Jean Jacques Delfour, philosophe, analyse dans le journal l’Humanité, la portée philosophique de l’arrêt Perruche qui selon lui, n’a pas été interprétée à son niveau. Il souligne que le débat s’est cristallisé sur des considérations techniques concernant la causalité médicale ou la prise en charge sociale des handicapés. Il rappelle dans un premier temps que " la médecine procréative, aussi bien naturelle qu'assistée, est très largement eugéniste. La discrétion et le caractère technique des procédures, le cautionnement médical et scientifique, l'absolue légitimité du désir parental d'avoir des enfants "en bonne santé", tout cela conspire à "éradiquer", dit-on, les malformations et les anomalies, c'est à dire "in fine", à empêcher de vivre ceux qui les portent. Autrement dit, il n'y a pas de place, socialement, pour les handicapés - d'où l'insuffisance notoire des dispositifs solidaires ". Puis il ajoute que " le succès de la technique de fécondation in vitro atteste un pouvoir réel sur la procréation ". Ainsi, pour les parents " si le pouvoir médical est si grand dans la médecine de la procréation assistée, il n'y a pas de raison qu'il le soit moins dans la médecine obstétricale ". Jean Jacques Delfour montre à partir de là combien " la recherche d'un responsable auquel les parents puisse imputer la faute de l'existence d'un enfant handicapé atteste précisément une disparition totale de la responsabilité ".
Pour lui, " la médecine procréative, d'assistance ou naturelle, donne un pouvoir exorbitant de vie et de mort sur les fœtus, selon des critères dépourvus de toute dimension éthique.
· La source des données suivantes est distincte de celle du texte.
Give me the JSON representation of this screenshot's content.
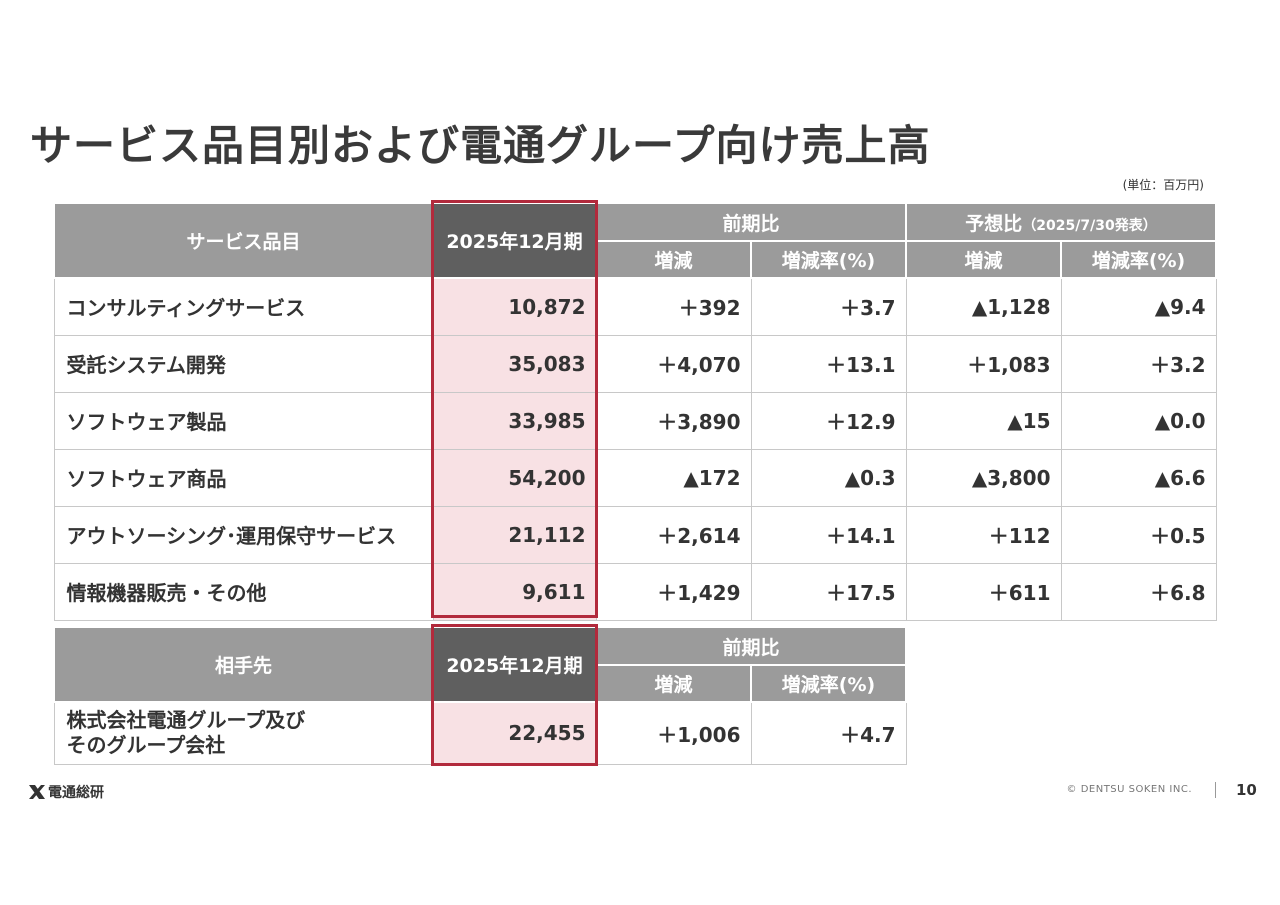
{
  "title": "サービス品目別および電通グループ向け売上高",
  "unit": "(単位：百万円)",
  "table1": {
    "header": {
      "item": "サービス品目",
      "period": "2025年12月期",
      "yoy": "前期比",
      "forecast": "予想比",
      "forecast_note": "（2025/7/30発表）",
      "change": "増減",
      "rate": "増減率(%)"
    },
    "rows": [
      {
        "label": "コンサルティングサービス",
        "value": "10,872",
        "yoy_change": "＋392",
        "yoy_rate": "＋3.7",
        "fc_change": "▲1,128",
        "fc_rate": "▲9.4"
      },
      {
        "label": "受託システム開発",
        "value": "35,083",
        "yoy_change": "＋4,070",
        "yoy_rate": "＋13.1",
        "fc_change": "＋1,083",
        "fc_rate": "＋3.2"
      },
      {
        "label": "ソフトウェア製品",
        "value": "33,985",
        "yoy_change": "＋3,890",
        "yoy_rate": "＋12.9",
        "fc_change": "▲15",
        "fc_rate": "▲0.0"
      },
      {
        "label": "ソフトウェア商品",
        "value": "54,200",
        "yoy_change": "▲172",
        "yoy_rate": "▲0.3",
        "fc_change": "▲3,800",
        "fc_rate": "▲6.6"
      },
      {
        "label": "アウトソーシング･運用保守サービス",
        "value": "21,112",
        "yoy_change": "＋2,614",
        "yoy_rate": "＋14.1",
        "fc_change": "＋112",
        "fc_rate": "＋0.5"
      },
      {
        "label": "情報機器販売・その他",
        "value": "9,611",
        "yoy_change": "＋1,429",
        "yoy_rate": "＋17.5",
        "fc_change": "＋611",
        "fc_rate": "＋6.8"
      }
    ]
  },
  "table2": {
    "header": {
      "item": "相手先",
      "period": "2025年12月期",
      "yoy": "前期比",
      "change": "増減",
      "rate": "増減率(%)"
    },
    "row": {
      "label_line1": "株式会社電通グループ及び",
      "label_line2": "そのグループ会社",
      "value": "22,455",
      "yoy_change": "＋1,006",
      "yoy_rate": "＋4.7"
    }
  },
  "footer": {
    "logo_text": "電通総研",
    "copyright": "© DENTSU SOKEN INC.",
    "page": "10"
  },
  "colors": {
    "accent": "#b22a3c",
    "highlight": "#f8e1e4",
    "header": "#9b9b9b",
    "header_dark": "#5f5f5f"
  }
}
Mais elle le soustrait aux parents puisque ce sont les médecins qui font les actes techniques qui fournissent les éléments dérisoires qui emportent par eux seuls le choix. La biologie a remplacé l'éthique (...). Le pouvoir médical est devenu si puissant (...) que les parents ne sont pas des sujets éthiques capables de recevoir l'altérité de l'enfant, mais des enfants eux-mêmes désirants seulement qu'on satisfasse, par n'importe quel moyen, à n'importe quel prix, leurs désirs ". " Ainsi, la responsabilité est morte avec la destruction douce de l'interdit fondamental et absolu : l'autre est tout à fait autre, c'est à dire irréductible à sa définition biologique ".
Il conclut enfin " le pouvoir médical sert un biologisme eugéniste sans éthique et coopère à l'abandon du statut du sujet éthique pour favoriser celui d'être de désir assisté par la toute puissance technique et scientifique ".